Tip: Increase width for fast thick borders. Use width 1 for outlines and fine detail.
Angle snapping
Hold Shift while drawing to lock the line to clean angles: horizontal, vertical, and neat 45° diagonals.
This is the easiest way to draw perfectly straight borders and tidy pixel-art diagonals. Without Shift, the line can be any angle.
Common uses
- Frame / border: Shift + thick width, draw four sides.
- Geometric patterns: Lock angles, repeat strokes.
- Pixel-art outline: Thin line for the outline, then Fill the blocks.
- Guideline on a temporary layer: Draw on a separate layer, then hide or flatten later.
Modifiers
Dithering & eraser
Like other drawing tools, Line supports dithering and eraser modes:
- Single-color dithering — Stitches along the line are scattered by the density setting, creating a dotted or textured line.
- Two-color dithering — Stitches are split between primary and secondary colors.
- Eraser mode — Right-click drag or enable the global eraser toggle. Clears stitches along the line path.
Symmetry
When Brush symmetry is active, lines are mirrored across the symmetry axes. Draw one line and its reflections appear simultaneously.
Works with all symmetry modes: horizontal mirror, vertical mirror, 4-way, and 8-way.
Tips & gotchas
- L for Line, R for Rectangle, O for Ellipse. All three shape tools share the dropdown, but each has its own shortcut.

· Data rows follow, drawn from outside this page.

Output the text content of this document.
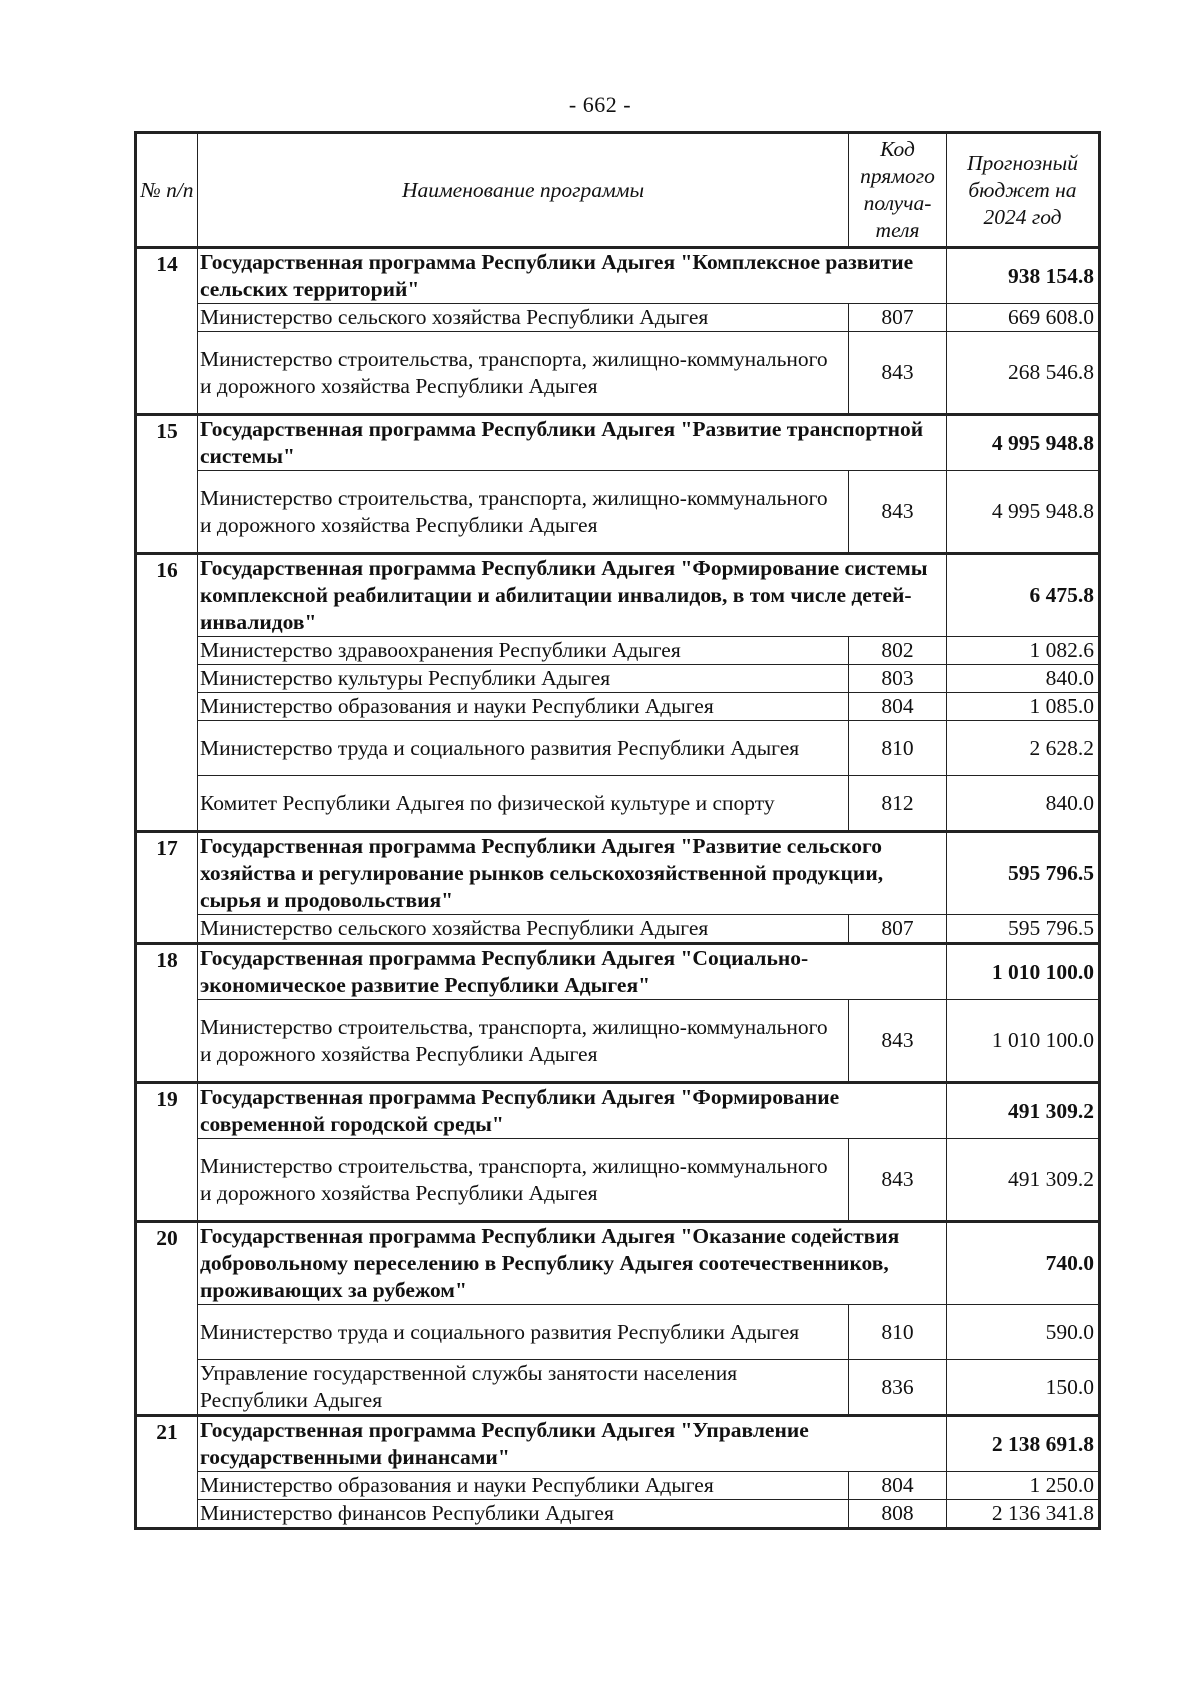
- 662 -
№ п/п	Наименование программы	Код прямого получа-теля	Прогнозный бюджет на 2024 год
14	Государственная программа Республики Адыгея "Комплексное развитие сельских территорий"		938 154.8
	Министерство сельского хозяйства Республики Адыгея	807	669 608.0
	Министерство строительства, транспорта, жилищно-коммунального и дорожного хозяйства Республики Адыгея	843	268 546.8
15	Государственная программа Республики Адыгея "Развитие транспортной системы"		4 995 948.8
	Министерство строительства, транспорта, жилищно-коммунального и дорожного хозяйства Республики Адыгея	843	4 995 948.8
16	Государственная программа Республики Адыгея "Формирование системы комплексной реабилитации и абилитации инвалидов, в том числе детей-инвалидов"		6 475.8
	Министерство здравоохранения Республики Адыгея	802	1 082.6
	Министерство культуры Республики Адыгея	803	840.0
	Министерство образования и науки Республики Адыгея	804	1 085.0
	Министерство труда и социального развития Республики Адыгея	810	2 628.2
	Комитет Республики Адыгея по физической культуре и спорту	812	840.0
17	Государственная программа Республики Адыгея "Развитие сельского хозяйства и регулирование рынков сельскохозяйственной продукции, сырья и продовольствия"		595 796.5
	Министерство сельского хозяйства Республики Адыгея	807	595 796.5
18	Государственная программа Республики Адыгея "Социально-экономическое развитие Республики Адыгея"		1 010 100.0
	Министерство строительства, транспорта, жилищно-коммунального и дорожного хозяйства Республики Адыгея	843	1 010 100.0
19	Государственная программа Республики Адыгея "Формирование современной городской среды"		491 309.2
	Министерство строительства, транспорта, жилищно-коммунального и дорожного хозяйства Республики Адыгея	843	491 309.2
20	Государственная программа Республики Адыгея "Оказание содействия добровольному переселению в Республику Адыгея соотечественников, проживающих за рубежом"		740.0
	Министерство труда и социального развития Республики Адыгея	810	590.0
	Управление государственной службы занятости населения Республики Адыгея	836	150.0
21	Государственная программа Республики Адыгея "Управление государственными финансами"		2 138 691.8
	Министерство образования и науки Республики Адыгея	804	1 250.0
	Министерство финансов Республики Адыгея	808	2 136 341.8
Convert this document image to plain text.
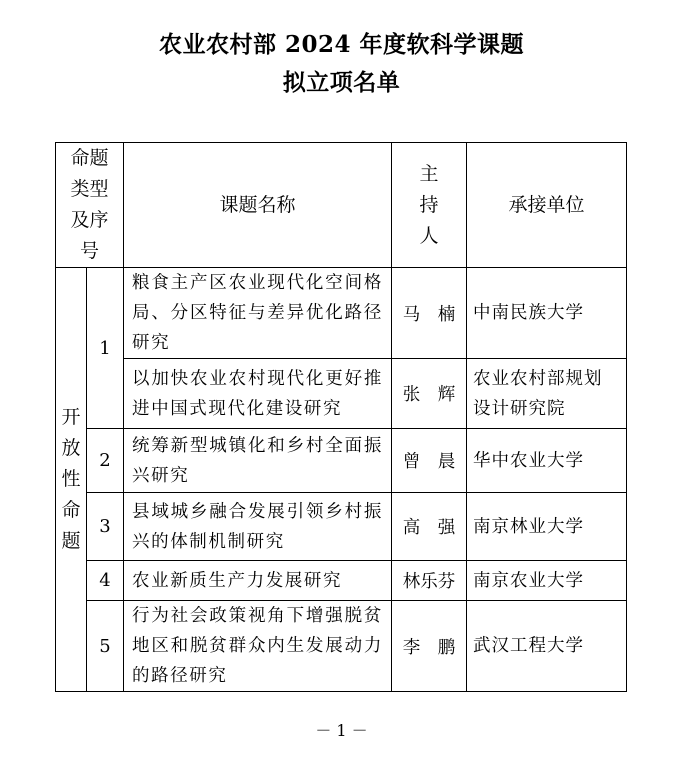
农业农村部 2024 年度软科学课题
拟立项名单
命题类型及序号		课题名称	主持人	承接单位

开放性命题	1	粮食主产区农业现代化空间格局、分区特征与差异优化路径研究	马　楠	中南民族大学
		以加快农业农村现代化更好推进中国式现代化建设研究	张　辉	农业农村部规划设计研究院
	2	统筹新型城镇化和乡村全面振兴研究	曾　晨	华中农业大学
	3	县域城乡融合发展引领乡村振兴的体制机制研究	高　强	南京林业大学
	4	农业新质生产力发展研究	林乐芬	南京农业大学
	5	行为社会政策视角下增强脱贫地区和脱贫群众内生发展动力的路径研究	李　鹏	武汉工程大学
－ 1 －
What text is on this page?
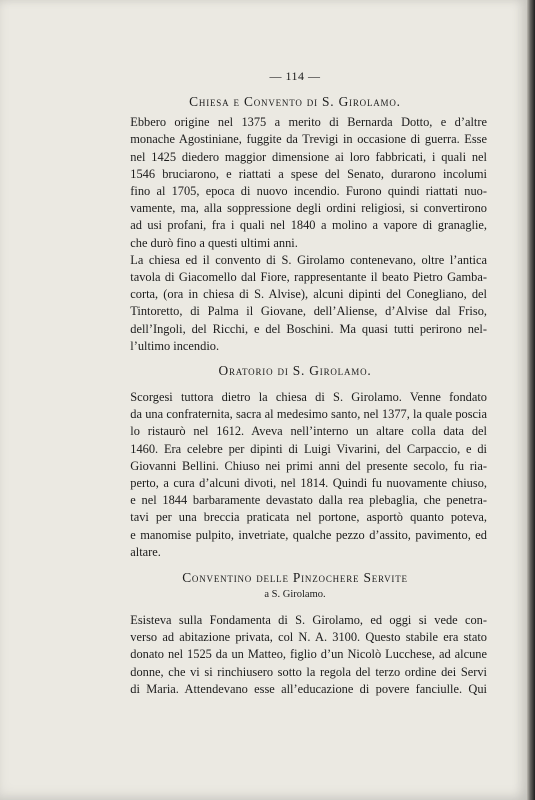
— 114 —
Chiesa e Convento di S. Girolamo.

Ebbero origine nel 1375 a merito di Bernarda Dotto, e d’altre
monache Agostiniane, fuggite da Trevigi in occasione di guerra. Esse
nel 1425 diedero maggior dimensione ai loro fabbricati, i quali nel
1546 bruciarono, e riattati a spese del Senato, durarono incolumi
fino al 1705, epoca di nuovo incendio. Furono quindi riattati nuo-
vamente, ma, alla soppressione degli ordini religiosi, si convertirono
ad usi profani, fra i quali nel 1840 a molino a vapore di granaglie,
che durò fino a questi ultimi anni.

La chiesa ed il convento di S. Girolamo contenevano, oltre l’antica
tavola di Giacomello dal Fiore, rappresentante il beato Pietro Gamba-
corta, (ora in chiesa di S. Alvise), alcuni dipinti del Conegliano, del
Tintoretto, di Palma il Giovane, dell’Aliense, d’Alvise dal Friso,
dell’Ingoli, del Ricchi, e del Boschini. Ma quasi tutti perirono nel-
l’ultimo incendio.

Oratorio di S. Girolamo.

Scorgesi tuttora dietro la chiesa di S. Girolamo. Venne fondato
da una confraternita, sacra al medesimo santo, nel 1377, la quale poscia
lo ristaurò nel 1612. Aveva nell’interno un altare colla data del
1460. Era celebre per dipinti di Luigi Vivarini, del Carpaccio, e di
Giovanni Bellini. Chiuso nei primi anni del presente secolo, fu ria-
perto, a cura d’alcuni divoti, nel 1814. Quindi fu nuovamente chiuso,
e nel 1844 barbaramente devastato dalla rea plebaglia, che penetra-
tavi per una breccia praticata nel portone, asportò quanto poteva,
e manomise pulpito, invetriate, qualche pezzo d’assito, pavimento, ed
altare.

Conventino delle Pinzochere Servite
a S. Girolamo.

Esisteva sulla Fondamenta di S. Girolamo, ed oggi si vede con-
verso ad abitazione privata, col N. A. 3100. Questo stabile era stato
donato nel 1525 da un Matteo, figlio d’un Nicolò Lucchese, ad alcune
donne, che vi si rinchiusero sotto la regola del terzo ordine dei Servi
di Maria. Attendevano esse all’educazione di povere fanciulle. Qui
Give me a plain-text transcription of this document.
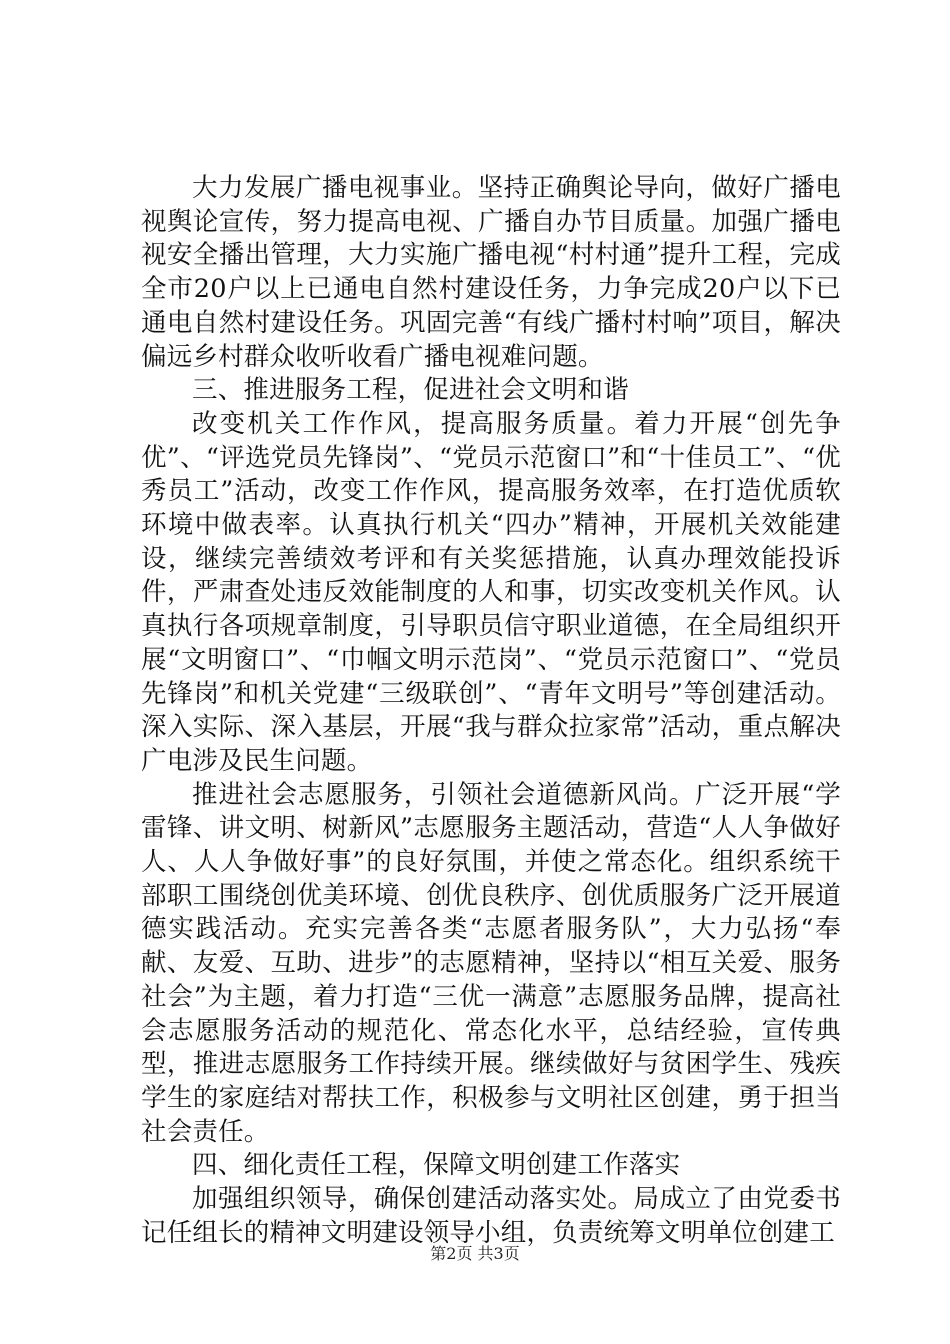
大力发展广播电视事业。坚持正确舆论导向，做好广播电视舆论宣传，努力提高电视、广播自办节目质量。加强广播电视安全播出管理，大力实施广播电视“村村通”提升工程，完成全市20户以上已通电自然村建设任务，力争完成20户以下已通电自然村建设任务。巩固完善“有线广播村村响”项目，解决偏远乡村群众收听收看广播电视难问题。

三、推进服务工程，促进社会文明和谐

改变机关工作作风，提高服务质量。着力开展“创先争优”、“评选党员先锋岗”、“党员示范窗口”和“十佳员工”、“优秀员工”活动，改变工作作风，提高服务效率，在打造优质软环境中做表率。认真执行机关“四办”精神，开展机关效能建设，继续完善绩效考评和有关奖惩措施，认真办理效能投诉件，严肃查处违反效能制度的人和事，切实改变机关作风。认真执行各项规章制度，引导职员信守职业道德，在全局组织开展“文明窗口”、“巾帼文明示范岗”、“党员示范窗口”、“党员先锋岗”和机关党建“三级联创”、“青年文明号”等创建活动。深入实际、深入基层，开展“我与群众拉家常”活动，重点解决广电涉及民生问题。

推进社会志愿服务，引领社会道德新风尚。广泛开展“学雷锋、讲文明、树新风”志愿服务主题活动，营造“人人争做好人、人人争做好事”的良好氛围，并使之常态化。组织系统干部职工围绕创优美环境、创优良秩序、创优质服务广泛开展道德实践活动。充实完善各类“志愿者服务队”，大力弘扬“奉献、友爱、互助、进步”的志愿精神，坚持以“相互关爱、服务社会”为主题，着力打造“三优一满意”志愿服务品牌，提高社会志愿服务活动的规范化、常态化水平，总结经验，宣传典型，推进志愿服务工作持续开展。继续做好与贫困学生、残疾学生的家庭结对帮扶工作，积极参与文明社区创建，勇于担当社会责任。

四、细化责任工程，保障文明创建工作落实

加强组织领导，确保创建活动落实处。局成立了由党委书记任组长的精神文明建设领导小组，负责统筹文明单位创建工

第2页 共3页
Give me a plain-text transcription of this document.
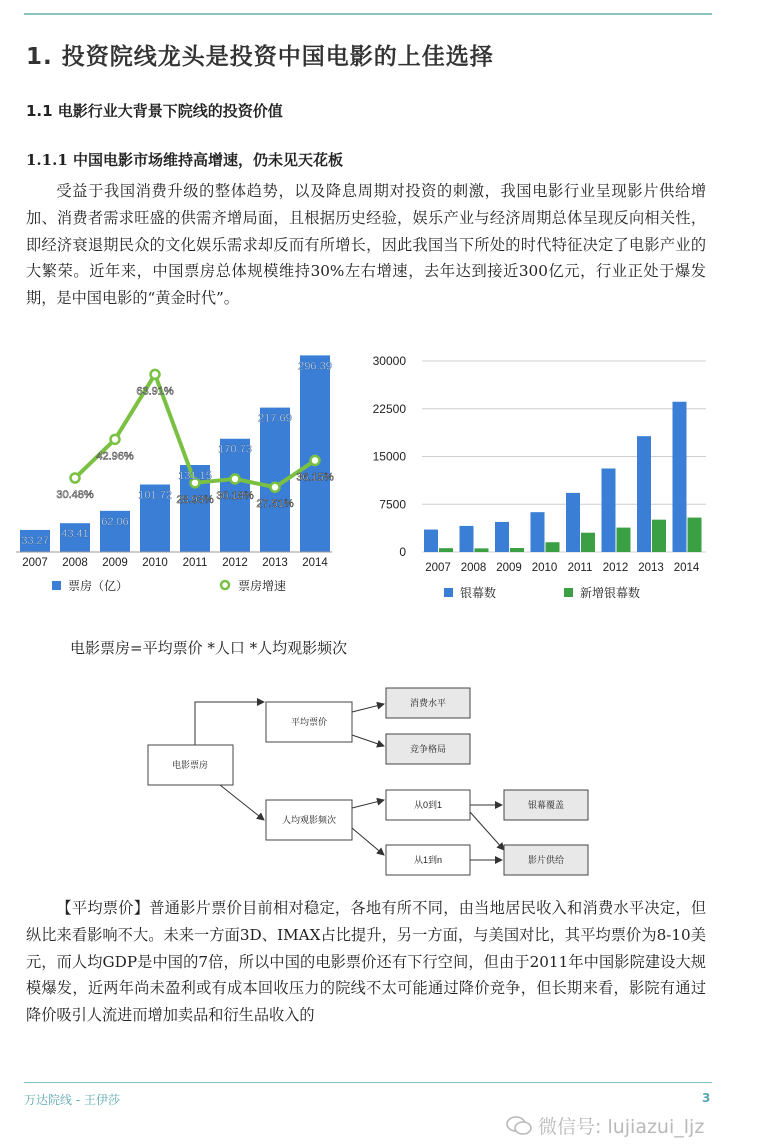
1. 投资院线龙头是投资中国电影的上佳选择
1.1 电影行业大背景下院线的投资价值
1.1.1 中国电影市场维持高增速，仍未见天花板

受益于我国消费升级的整体趋势，以及降息周期对投资的刺激，我国电影行业呈现影片供给增加、消费者需求旺盛的供需齐增局面，且根据历史经验，娱乐产业与经济周期总体呈现反向相关性，即经济衰退期民众的文化娱乐需求却反而有所增长，因此我国当下所处的时代特征决定了电影产业的大繁荣。近年来，中国票房总体规模维持30%左右增速，去年达到接近300亿元，行业正处于爆发期，是中国电影的“黄金时代”。

33.27
43.41
62.06
101.72
131.15
170.73
217.69
296.39
30.48%
42.96%
63.91%
28.93% 30.18%
27.51%
36.15%
2007 2008 2009 2010 2011 2012 2013 2014
票房（亿）	票房增速
30000
22500
15000
7500
0
2007 2008 2009 2010 2011 2012 2013 2014
银幕数	新增银幕数
电影票房=平均票价 *人口 *人均观影频次
电影票房
平均票价
人均观影频次
消费水平
竞争格局
从0到1
从1到n
银幕覆盖
影片供给

【平均票价】普通影片票价目前相对稳定，各地有所不同，由当地居民收入和消费水平决定，但纵比来看影响不大。未来一方面3D、IMAX占比提升，另一方面，与美国对比，其平均票价为8-10美元，而人均GDP是中国的7倍，所以中国的电影票价还有下行空间，但由于2011年中国影院建设大规模爆发，近两年尚未盈利或有成本回收压力的院线不太可能通过降价竞争，但长期来看，影院有通过降价吸引人流进而增加卖品和衍生品收入的

万达院线 - 王伊莎	3
微信号: lujiazui_ljz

- Shift for straight lines. Horizontal, vertical, and 45° diagonal — the most common angles in cross-stitch.
- W / S to adjust width. Quick keys, no need to click the toolbar slider.
- Thick lines have rounded ends. Think of it like a thick marker — the circular shape means smooth, rounded lines.
- Line vs Backstitch. Lines fill actual stitches. Backstitches are thin overlay lines between grid points. Different purposes.
- Works with selection. Stitches outside the selection are protected.
- Single click = single stitch. Click without dragging to place one stitch.
- Diagonals will look stair-stepped. That's normal on a stitch grid — zoom out and judge the overall look.
- Undo is one step. No matter how long the line, Cmd/Ctrl+Z removes it all.